Brigitte Werneburg schaut sich in den Galerien von Berlin um

Gleich drei Mal schreit die Stirnwand des Galerieraums von Sprüth Magers Ausrufezeichen, in Form knallgelber, borstiger Plaste-&-Elaste-Skulpturen, die von dem über 80-jährigen Richard Artschwager stammen. Der große Rhetoriker der Meta-Oberfläche, der etwa das Holz seiner Objekte gerne mit dem eigenen (Resopalfolien-)Abbild überzieht, hat noch fünf weitere seiner philosophischen Möbel im Raum verteilt. Er erscheint trotzdem nicht weniger leer als die Ausstellungshalle des momentan ausgeräumten Bauhaus-Archivs. Was kein Wunder ist, da er die fünf Meter Bauhaushöhe leicht um drei Meter übertrifft, von den Quadratmetern gar nicht zu reden. „Schön anzusehen“ heißt die Nichtausstellung, die Gelegenheit bietet, einfach durch das vakante Gebäude an der Klingelhöferstraße streifen zu können, Walter Gropius’ Berliner Nachlass. Die dringend notwendige Erweiterung des Hauses wird nun Klaus Wowereits „egoistischer Event- und Symbolpolitik“ (Monika Grütters) geopfert. Der Kultursenator braucht das Geld für seine Kunsthalle am Humboldthafen. Anders als das Bauhaus-Archiv kann die aber noch gut warten – bei solchen Galerieräumen und -programmen wie bei Sprüth Magers. „Source Code“ heißt die weitere Ausstellung in den übrigen Räumen, wobei der interessanteste der schon über 80-jährige Kenneth Anger ist. Der Sirenenakkord, der seine 16-mm-Hommage an Aleister Crowley begleitet, erinnert fürchterlich an die Stones, und wirklich stammt der Soundtrack zu „Invocation of my Demon Brother“ von Mick Jagger. „Zap! You’re pregnant. That’s witchcraft“, heißt es in dem Film. Einer, den Anger schwängerte, hat schönerweise nebenan, bei C/O Berlin, eine große Retrospektive. Denn wie Pierre von Pierre et Gilles bekennt, wurde er nachhaltig von Angers „Scorpio Rising“ geprägt.

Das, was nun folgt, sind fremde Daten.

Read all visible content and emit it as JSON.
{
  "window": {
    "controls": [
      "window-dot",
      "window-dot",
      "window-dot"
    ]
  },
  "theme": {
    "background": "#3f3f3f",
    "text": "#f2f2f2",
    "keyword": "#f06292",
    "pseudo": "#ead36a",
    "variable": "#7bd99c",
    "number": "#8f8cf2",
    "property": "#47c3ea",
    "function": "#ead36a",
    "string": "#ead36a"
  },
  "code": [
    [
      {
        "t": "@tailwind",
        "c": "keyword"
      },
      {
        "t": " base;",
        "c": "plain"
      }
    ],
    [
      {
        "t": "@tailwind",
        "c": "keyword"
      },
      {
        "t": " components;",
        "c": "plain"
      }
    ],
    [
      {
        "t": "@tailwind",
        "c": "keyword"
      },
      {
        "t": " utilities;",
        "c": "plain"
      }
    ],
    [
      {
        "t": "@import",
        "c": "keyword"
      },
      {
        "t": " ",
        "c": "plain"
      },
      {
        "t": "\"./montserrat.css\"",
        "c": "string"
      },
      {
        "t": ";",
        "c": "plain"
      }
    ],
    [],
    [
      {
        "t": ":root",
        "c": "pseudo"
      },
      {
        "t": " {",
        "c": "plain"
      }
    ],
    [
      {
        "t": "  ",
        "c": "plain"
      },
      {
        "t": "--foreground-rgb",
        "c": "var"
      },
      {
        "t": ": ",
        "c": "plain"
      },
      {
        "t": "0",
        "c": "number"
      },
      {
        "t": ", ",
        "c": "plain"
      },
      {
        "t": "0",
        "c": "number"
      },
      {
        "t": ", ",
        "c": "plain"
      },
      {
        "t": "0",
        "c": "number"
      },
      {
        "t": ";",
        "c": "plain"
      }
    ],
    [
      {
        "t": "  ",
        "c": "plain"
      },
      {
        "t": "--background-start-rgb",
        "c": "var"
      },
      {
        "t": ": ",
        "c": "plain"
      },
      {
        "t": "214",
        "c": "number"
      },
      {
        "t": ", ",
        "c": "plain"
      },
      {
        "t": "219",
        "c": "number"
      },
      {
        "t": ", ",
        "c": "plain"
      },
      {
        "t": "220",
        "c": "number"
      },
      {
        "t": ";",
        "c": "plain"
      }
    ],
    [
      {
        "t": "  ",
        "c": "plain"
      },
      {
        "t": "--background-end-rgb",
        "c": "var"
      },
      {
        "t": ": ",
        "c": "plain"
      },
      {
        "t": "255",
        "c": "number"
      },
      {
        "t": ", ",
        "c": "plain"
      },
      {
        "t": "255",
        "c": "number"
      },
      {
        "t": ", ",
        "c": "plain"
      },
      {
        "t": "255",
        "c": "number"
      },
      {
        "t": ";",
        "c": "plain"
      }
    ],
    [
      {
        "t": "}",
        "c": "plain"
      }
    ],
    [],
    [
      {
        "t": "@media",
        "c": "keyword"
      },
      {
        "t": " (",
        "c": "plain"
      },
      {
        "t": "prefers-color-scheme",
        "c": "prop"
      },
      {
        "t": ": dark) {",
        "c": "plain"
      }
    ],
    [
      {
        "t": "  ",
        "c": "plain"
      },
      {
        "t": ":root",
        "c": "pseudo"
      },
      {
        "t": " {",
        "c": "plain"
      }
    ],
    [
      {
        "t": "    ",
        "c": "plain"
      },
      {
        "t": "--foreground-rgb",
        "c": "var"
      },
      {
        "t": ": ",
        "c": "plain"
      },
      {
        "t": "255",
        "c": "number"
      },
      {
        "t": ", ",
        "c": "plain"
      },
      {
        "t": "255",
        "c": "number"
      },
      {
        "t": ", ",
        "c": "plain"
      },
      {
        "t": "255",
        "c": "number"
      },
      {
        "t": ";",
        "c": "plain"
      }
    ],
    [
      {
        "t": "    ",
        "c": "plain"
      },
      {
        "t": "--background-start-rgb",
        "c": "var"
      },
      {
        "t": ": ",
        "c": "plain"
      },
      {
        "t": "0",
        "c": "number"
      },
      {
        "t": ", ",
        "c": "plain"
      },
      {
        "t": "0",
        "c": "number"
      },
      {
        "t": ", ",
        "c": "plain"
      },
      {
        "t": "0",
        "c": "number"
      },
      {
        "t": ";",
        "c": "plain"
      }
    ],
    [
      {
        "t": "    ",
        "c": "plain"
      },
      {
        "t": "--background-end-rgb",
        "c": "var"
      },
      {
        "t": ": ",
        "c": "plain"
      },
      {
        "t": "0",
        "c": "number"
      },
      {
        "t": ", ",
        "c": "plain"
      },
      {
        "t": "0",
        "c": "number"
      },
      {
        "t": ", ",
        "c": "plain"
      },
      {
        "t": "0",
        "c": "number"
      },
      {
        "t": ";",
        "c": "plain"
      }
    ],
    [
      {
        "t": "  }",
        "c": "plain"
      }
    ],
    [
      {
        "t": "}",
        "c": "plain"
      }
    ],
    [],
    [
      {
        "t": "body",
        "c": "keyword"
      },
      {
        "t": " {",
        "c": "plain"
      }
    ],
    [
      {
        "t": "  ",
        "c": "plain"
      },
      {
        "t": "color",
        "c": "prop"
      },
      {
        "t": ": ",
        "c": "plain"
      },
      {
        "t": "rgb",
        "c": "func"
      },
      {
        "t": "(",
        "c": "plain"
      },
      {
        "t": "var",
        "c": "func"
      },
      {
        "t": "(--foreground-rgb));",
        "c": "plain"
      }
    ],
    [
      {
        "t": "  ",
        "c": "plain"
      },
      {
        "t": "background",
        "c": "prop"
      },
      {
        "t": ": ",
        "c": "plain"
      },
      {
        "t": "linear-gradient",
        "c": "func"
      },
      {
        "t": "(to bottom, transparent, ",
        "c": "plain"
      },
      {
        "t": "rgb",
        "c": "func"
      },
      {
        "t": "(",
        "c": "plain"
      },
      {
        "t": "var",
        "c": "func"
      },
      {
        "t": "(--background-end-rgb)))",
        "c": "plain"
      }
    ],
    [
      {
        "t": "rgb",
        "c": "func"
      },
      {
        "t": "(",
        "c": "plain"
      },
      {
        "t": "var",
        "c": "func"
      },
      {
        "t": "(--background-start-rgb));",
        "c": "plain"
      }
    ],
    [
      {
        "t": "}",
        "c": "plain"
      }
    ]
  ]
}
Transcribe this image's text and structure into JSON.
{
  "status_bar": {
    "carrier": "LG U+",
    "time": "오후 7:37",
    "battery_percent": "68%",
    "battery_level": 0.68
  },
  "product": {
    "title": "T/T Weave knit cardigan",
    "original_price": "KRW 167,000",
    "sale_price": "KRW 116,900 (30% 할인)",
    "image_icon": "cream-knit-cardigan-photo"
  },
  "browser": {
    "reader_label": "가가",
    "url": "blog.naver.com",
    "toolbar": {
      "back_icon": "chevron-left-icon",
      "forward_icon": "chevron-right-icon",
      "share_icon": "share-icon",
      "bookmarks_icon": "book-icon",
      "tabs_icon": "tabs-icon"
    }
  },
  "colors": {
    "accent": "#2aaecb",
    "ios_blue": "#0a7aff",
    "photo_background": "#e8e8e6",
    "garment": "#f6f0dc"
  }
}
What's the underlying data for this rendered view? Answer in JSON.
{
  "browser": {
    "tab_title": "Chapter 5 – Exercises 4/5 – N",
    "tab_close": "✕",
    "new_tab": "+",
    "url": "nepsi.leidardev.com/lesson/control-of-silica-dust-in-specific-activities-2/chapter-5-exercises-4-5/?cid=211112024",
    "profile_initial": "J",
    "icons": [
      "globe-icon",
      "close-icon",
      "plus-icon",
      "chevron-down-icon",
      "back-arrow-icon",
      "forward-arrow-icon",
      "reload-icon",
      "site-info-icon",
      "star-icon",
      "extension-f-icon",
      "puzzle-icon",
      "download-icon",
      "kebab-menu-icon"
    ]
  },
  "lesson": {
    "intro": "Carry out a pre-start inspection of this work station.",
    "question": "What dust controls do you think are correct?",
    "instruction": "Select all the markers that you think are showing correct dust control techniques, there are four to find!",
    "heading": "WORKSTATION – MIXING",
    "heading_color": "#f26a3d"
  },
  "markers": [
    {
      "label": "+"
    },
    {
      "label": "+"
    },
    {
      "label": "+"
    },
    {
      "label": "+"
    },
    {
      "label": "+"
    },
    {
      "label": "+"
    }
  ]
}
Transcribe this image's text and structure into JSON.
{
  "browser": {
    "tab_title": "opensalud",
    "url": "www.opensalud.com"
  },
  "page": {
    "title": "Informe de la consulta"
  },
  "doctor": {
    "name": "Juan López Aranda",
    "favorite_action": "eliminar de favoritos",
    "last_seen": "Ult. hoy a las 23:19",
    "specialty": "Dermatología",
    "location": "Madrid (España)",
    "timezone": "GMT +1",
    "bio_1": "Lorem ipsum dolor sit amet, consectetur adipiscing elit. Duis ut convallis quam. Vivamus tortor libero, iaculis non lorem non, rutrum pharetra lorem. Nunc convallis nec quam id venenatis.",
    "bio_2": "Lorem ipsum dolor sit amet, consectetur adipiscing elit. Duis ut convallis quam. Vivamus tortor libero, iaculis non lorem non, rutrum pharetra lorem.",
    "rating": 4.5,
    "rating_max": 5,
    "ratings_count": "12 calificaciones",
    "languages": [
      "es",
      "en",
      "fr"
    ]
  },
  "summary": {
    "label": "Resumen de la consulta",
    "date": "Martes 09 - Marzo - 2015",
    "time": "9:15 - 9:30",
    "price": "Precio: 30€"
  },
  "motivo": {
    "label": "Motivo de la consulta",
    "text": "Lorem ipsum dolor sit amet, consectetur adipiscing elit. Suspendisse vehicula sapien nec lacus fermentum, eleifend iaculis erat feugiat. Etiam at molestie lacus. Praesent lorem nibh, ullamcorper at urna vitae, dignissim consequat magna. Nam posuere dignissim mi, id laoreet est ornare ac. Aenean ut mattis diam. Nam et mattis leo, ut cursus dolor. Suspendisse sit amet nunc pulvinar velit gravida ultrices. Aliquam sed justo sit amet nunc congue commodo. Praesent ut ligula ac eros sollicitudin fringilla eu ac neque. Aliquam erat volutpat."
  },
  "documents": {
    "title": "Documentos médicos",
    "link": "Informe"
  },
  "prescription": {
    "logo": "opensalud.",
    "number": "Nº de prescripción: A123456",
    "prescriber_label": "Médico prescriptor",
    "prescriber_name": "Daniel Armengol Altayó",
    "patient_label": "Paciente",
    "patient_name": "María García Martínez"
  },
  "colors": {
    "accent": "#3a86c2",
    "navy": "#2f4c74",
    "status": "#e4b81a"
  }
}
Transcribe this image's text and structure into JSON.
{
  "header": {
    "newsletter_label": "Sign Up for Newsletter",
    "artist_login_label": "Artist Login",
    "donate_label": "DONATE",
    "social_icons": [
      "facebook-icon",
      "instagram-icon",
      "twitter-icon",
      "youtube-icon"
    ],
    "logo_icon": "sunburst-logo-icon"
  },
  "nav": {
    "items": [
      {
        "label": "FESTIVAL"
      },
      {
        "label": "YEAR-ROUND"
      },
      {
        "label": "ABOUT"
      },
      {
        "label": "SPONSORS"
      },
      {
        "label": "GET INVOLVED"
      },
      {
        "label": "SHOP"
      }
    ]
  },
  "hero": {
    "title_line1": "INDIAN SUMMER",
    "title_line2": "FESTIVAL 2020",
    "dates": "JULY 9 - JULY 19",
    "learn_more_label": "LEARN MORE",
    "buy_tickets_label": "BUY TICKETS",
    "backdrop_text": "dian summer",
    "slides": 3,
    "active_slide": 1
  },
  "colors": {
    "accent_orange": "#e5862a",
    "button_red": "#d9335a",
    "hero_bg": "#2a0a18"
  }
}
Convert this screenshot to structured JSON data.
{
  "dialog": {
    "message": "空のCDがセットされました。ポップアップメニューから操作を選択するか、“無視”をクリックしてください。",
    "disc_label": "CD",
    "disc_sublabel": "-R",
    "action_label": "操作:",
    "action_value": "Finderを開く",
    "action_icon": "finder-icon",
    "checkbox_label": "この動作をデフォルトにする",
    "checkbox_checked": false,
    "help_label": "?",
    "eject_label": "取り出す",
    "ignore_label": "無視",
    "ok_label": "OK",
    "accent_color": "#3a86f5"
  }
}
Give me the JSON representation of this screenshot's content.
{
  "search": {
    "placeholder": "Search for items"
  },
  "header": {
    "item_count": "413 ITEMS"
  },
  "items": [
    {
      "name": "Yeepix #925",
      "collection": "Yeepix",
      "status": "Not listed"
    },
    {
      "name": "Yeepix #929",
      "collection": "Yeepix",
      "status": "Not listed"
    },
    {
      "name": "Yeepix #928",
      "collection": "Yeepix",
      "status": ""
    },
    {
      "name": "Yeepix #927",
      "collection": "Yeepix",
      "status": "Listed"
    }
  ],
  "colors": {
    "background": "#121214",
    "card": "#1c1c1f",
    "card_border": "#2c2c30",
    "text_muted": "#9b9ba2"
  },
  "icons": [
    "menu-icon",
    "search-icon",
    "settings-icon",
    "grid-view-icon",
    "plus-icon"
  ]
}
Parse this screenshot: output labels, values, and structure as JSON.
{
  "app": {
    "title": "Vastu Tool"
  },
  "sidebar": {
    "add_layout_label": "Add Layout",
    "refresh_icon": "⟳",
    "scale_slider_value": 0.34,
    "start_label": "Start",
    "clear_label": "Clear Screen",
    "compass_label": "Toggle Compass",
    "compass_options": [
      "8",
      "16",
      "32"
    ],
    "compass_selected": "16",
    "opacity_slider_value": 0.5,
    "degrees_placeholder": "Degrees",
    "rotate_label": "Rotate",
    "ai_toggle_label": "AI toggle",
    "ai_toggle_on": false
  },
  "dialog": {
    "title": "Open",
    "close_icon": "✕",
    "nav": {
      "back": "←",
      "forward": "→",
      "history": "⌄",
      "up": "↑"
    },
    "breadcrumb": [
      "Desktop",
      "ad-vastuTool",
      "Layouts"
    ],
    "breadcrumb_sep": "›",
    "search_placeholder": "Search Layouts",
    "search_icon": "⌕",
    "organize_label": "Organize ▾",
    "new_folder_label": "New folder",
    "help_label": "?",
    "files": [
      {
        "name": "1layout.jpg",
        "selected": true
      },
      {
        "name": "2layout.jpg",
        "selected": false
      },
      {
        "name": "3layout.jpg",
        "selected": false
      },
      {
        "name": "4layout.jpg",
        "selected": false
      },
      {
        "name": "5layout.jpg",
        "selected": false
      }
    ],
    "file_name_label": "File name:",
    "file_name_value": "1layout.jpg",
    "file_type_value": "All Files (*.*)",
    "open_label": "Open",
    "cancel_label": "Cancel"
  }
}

■ „Source Code“, bis 29. August, Di–Sa 11–18 Uhr, Sprüth Magers, Oranienburger Str. 18; „Schön anzusehen“, bis 4. Oktober, Mi–Mo 10–17 Uhr, Bauhaus-Archiv, Klingelhöferstr. 14; „Pierre et Gilles Retrospektive“, bis 4. 10., tägl. 11–20 Uhr, C/O Berlin, Tucholsky-/Oranienburger Str.